In Baycare Health System, Inc. v. Agency for Health Care Administration, --- So.2d ---, 2006 WL 3040661 (Fla. Dist. Ct. App. Oct. 27, 2006), Baycare and Health Options disputed over the payment of certain hospital bills. Baycare had provided care for patients insured by Health Options for a period of time after a contract between the parties had expired, and Health Options paid an amount significantly less than the amount Baycare billed for these patients.
Baycare then filed a claim with Maximus CHDR, an organization contracted by the Agency for Health Care Administration (AHCA) to resolve medical billing disputes. Maximus issued a decision unfavorable to Baycare. As a result, Baycare filed suit in Court, alleging that the Florida statute authorizing parties to resolve health care insurance claim disputes in a nonjudicial forum, Fla. Stat. Ann. § 408.7057, deprived it of due process protections.
However, the Court disagreed and affirmed Maximus’s decision in favor of Health Options. The Court noted that only state action, and not private conduct, is subject to due process scrutiny. Davis v. Prudential Sec., Inc., 59 F.3d 1186, 1190 (11th Cir. 1995). In this case, no state action required Baycare to submit its dispute to Maximus.

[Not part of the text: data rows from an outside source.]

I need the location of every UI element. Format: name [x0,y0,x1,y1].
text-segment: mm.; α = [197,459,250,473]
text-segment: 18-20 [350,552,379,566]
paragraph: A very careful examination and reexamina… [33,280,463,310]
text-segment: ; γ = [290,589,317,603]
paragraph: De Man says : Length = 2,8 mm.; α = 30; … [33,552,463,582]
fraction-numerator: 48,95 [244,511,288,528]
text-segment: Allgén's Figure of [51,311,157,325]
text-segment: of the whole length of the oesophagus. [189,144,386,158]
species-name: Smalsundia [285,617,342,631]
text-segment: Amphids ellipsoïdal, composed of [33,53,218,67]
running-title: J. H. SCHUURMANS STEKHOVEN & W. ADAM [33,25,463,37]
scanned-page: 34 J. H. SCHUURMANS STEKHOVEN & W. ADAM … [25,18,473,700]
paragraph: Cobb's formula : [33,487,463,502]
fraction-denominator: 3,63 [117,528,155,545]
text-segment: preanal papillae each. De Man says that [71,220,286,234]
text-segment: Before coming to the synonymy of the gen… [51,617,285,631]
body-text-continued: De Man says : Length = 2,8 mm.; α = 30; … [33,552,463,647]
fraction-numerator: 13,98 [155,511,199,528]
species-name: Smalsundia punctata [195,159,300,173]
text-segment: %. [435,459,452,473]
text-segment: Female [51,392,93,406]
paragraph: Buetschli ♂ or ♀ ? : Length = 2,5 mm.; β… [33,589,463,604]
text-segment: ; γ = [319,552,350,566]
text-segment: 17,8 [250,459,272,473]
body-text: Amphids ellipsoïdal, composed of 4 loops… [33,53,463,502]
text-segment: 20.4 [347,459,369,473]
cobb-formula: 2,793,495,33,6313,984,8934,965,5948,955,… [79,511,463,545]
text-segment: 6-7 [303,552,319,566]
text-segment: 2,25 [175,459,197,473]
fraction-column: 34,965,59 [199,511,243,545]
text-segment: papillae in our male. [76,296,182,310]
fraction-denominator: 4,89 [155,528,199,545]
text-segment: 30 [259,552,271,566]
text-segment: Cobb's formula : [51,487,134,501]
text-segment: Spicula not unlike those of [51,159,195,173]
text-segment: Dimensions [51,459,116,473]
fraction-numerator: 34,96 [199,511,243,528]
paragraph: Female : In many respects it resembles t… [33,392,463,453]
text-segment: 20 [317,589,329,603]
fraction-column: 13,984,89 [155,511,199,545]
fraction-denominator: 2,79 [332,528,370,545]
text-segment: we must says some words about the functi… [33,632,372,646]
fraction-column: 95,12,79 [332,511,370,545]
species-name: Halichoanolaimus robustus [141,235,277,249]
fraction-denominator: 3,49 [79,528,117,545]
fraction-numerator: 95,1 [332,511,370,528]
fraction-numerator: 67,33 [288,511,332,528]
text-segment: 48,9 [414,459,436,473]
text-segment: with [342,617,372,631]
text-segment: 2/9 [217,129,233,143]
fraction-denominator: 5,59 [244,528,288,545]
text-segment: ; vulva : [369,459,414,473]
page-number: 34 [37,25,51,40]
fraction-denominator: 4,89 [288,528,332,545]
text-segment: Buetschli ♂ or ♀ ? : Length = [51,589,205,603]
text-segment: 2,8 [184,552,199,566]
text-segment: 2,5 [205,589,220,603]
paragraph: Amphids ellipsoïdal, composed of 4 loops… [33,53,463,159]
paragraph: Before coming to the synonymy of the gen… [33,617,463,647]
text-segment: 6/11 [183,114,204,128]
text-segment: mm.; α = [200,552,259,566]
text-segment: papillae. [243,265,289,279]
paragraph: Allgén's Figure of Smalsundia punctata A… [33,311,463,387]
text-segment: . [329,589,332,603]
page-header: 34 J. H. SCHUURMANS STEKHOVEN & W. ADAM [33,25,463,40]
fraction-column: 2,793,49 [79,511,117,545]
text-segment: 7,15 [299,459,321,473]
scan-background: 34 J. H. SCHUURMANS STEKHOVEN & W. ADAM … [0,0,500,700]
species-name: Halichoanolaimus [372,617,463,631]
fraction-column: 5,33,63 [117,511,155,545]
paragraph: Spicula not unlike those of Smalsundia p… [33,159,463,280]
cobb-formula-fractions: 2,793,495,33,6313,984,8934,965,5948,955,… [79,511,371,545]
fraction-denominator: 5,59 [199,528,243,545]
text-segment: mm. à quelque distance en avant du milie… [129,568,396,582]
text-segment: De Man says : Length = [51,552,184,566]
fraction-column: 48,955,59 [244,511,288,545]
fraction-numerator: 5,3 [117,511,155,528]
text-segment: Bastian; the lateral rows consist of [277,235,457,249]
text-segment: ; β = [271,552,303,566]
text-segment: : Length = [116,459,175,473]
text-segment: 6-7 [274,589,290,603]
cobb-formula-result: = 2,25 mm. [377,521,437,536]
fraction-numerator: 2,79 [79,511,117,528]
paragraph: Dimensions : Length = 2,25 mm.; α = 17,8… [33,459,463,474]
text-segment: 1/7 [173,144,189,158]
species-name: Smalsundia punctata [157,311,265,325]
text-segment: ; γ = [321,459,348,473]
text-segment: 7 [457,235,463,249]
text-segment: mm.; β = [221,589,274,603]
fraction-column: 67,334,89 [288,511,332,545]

The Court held that “the key to whether an alternative dispute resolution process requires due process protections rests upon whether the process is voluntary or involuntary.” Baycare voluntarily choose to send its claims to Maximus, knowing that there were few procedural safeguards in the process created by the state to resolve the health payment claims. Additionally, Baycare had the option of filing suit in court but chose the alternative dispute resolution forum.